À Budapest, en 1952, le jeune Szilasi achète un Zorki, copie russe du célèbre Leica. Pourquoi cet intérêt pour la photographie? Aucun concours du destin ne le guide encore vers les œuvres des maîtres hongrois, comme André Kertész, dont une des photographies les plus célèbres orne désormais son salon. Il s’agit tout au plus d’un besoin irrépressible de satisfaire son regard, d’organiser dans une image un besoin d’expression.
« J’aurais voulu dessiner et peindre. J’y pense encore, à l’occasion », m’explique Szilasi. « Mais la peinture s’accorde mal avec mon tempérament. Je mange vite, comme les Hongrois! Je suis un impatient, depuis toujours. Quand j’ai réalisé trente photos convenables sur un thème, j’arrête et je vais voir ailleurs. D’autres creusent, toute leur vie, un même sillon. […] J’ai fait des photos au Leica, puis au format moyen, au grand format, puis des Polaroïds, des vues panoramiques, bref toutes sortes de choses… »
Sa passion pour le Québec rural, dit-il, découle de sa méconnaissance de la Hongrie campagnarde de sa jeunesse. « Je n’étais jamais beaucoup sorti de Budapest. La campagne est une expérience qui me manquait. Je cherchais, au Québec, les traces de l’homme dans le paysage, la vie d’ici. Mais je n’ai jamais photographié de paysage pur, à la Ansel Adams. Ça ne m’intéresse pas. Comme je travaillais pour l’Office du film du Québec, l’occasion m’était offerte de découvrir des univers humains différents. Entre la Beauce, Charlevoix avec l’Île-aux-Coudres et d’autres régions, je sentais les différences et je voulais mieux les comprendre. Elles m’intéressaient. J’ai photographié les gens de ces régions, des personnalités […] et beaucoup de gens ordinaires. » C’est dans cette perspective qu’il s’est attaché à la Gaspésie au cours des dernières années.
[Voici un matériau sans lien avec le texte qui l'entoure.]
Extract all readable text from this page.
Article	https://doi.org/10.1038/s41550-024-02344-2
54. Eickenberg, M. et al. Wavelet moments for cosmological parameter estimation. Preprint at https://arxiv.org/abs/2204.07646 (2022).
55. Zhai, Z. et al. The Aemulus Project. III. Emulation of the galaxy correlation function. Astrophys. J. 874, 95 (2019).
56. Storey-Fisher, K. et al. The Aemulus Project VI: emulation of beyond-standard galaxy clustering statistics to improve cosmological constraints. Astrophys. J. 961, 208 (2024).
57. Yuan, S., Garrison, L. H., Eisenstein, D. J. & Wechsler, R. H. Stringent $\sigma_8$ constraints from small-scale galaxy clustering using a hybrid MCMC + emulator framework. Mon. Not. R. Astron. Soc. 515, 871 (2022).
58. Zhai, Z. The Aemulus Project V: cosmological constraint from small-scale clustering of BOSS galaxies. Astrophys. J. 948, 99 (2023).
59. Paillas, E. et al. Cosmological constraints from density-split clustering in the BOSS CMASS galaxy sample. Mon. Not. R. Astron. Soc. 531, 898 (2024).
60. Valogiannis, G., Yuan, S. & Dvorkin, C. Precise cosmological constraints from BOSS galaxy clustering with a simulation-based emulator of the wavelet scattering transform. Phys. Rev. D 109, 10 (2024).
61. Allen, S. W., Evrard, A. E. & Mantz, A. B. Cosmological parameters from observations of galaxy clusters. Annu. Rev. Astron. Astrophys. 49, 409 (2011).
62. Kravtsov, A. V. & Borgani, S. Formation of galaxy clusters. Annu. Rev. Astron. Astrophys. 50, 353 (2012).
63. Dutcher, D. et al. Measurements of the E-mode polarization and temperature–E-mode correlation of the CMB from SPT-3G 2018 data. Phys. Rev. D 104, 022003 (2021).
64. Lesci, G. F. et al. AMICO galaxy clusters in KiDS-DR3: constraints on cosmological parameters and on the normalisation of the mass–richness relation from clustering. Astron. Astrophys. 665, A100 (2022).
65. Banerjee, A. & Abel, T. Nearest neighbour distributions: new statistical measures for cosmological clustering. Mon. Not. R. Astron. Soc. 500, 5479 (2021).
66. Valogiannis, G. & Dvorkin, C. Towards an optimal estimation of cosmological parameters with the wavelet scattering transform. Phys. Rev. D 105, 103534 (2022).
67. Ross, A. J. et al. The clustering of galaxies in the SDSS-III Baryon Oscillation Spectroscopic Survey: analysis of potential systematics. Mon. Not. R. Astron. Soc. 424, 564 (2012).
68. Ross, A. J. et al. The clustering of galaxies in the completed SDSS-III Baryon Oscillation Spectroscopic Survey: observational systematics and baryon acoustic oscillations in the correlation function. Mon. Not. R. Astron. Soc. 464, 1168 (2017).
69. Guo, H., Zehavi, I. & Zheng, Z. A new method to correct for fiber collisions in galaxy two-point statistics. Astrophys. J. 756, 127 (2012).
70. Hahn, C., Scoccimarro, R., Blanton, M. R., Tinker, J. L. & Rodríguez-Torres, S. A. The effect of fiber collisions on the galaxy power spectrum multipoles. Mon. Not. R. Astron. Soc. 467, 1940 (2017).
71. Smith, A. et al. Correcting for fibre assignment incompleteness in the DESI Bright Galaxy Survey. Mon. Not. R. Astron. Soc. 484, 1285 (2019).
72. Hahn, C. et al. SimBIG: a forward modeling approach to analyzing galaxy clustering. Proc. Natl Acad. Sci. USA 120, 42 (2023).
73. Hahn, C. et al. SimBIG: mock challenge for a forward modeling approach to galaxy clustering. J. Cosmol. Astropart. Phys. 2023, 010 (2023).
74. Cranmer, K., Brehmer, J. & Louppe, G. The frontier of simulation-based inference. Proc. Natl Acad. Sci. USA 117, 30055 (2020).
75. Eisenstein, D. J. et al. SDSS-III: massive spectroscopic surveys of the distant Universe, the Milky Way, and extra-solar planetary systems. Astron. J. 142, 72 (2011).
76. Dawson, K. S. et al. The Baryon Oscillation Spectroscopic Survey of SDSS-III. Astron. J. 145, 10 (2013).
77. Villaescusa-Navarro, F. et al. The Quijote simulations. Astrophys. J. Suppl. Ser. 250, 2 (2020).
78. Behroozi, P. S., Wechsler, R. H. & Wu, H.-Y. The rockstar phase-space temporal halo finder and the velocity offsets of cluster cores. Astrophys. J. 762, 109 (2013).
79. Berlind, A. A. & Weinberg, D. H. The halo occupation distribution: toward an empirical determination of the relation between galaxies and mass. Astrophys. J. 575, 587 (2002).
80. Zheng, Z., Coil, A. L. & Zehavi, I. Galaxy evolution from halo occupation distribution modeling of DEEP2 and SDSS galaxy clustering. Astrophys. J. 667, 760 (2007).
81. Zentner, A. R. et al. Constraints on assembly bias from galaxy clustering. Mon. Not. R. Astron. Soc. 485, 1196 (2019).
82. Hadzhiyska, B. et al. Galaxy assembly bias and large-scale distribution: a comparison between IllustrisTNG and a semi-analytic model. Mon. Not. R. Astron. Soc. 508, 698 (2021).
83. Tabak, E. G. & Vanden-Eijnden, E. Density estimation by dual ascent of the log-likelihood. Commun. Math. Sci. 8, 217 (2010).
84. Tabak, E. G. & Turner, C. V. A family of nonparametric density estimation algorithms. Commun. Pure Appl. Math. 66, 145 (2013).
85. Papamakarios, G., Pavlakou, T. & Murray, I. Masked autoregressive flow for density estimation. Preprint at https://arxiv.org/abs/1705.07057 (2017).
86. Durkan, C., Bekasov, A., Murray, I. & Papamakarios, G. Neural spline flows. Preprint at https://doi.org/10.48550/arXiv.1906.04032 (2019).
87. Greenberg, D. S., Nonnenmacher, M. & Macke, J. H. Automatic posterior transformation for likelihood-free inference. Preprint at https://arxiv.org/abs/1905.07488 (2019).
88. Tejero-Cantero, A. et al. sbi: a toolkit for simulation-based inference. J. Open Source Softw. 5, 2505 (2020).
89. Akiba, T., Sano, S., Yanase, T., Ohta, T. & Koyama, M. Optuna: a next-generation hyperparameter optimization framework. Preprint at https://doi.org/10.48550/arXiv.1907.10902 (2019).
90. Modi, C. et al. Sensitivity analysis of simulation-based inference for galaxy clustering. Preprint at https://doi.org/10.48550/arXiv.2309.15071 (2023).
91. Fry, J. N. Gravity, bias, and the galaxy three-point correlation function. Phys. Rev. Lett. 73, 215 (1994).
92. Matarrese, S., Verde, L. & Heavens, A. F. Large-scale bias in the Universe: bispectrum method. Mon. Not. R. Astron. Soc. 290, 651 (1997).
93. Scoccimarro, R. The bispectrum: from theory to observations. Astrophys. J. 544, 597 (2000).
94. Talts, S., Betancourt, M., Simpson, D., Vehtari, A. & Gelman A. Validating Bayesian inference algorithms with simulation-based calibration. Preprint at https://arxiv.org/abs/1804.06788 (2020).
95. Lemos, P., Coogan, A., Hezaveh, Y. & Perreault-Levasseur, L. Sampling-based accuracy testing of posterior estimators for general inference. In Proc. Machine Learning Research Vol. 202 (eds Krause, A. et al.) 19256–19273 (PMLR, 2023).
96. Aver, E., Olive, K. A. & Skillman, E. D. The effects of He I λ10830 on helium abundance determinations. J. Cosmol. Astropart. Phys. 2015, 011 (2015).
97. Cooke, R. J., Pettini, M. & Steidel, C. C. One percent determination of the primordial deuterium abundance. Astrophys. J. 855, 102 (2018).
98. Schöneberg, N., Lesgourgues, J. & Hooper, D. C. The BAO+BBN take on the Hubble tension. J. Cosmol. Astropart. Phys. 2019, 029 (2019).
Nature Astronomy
Szilasi affectionne la simplicité des gens qui ont une véritable présence mais qui n’appartiennent pas au vedettariat. «J’ai toujours évité de photographier des gens très connus. Dans ces cas-là, on photographie surtout des réputations. On ne peut pas faire une photo ratée de Mick Jagger ou de Marilyn Monroe… Le quotidien des gens simples m’a toujours semblé beaucoup plus intéressant.» Sa passion pour la ville procède d’un même intérêt pour l’humanité. « La transformation du monde, au cœur du quotidien, me fascine toujours autant.»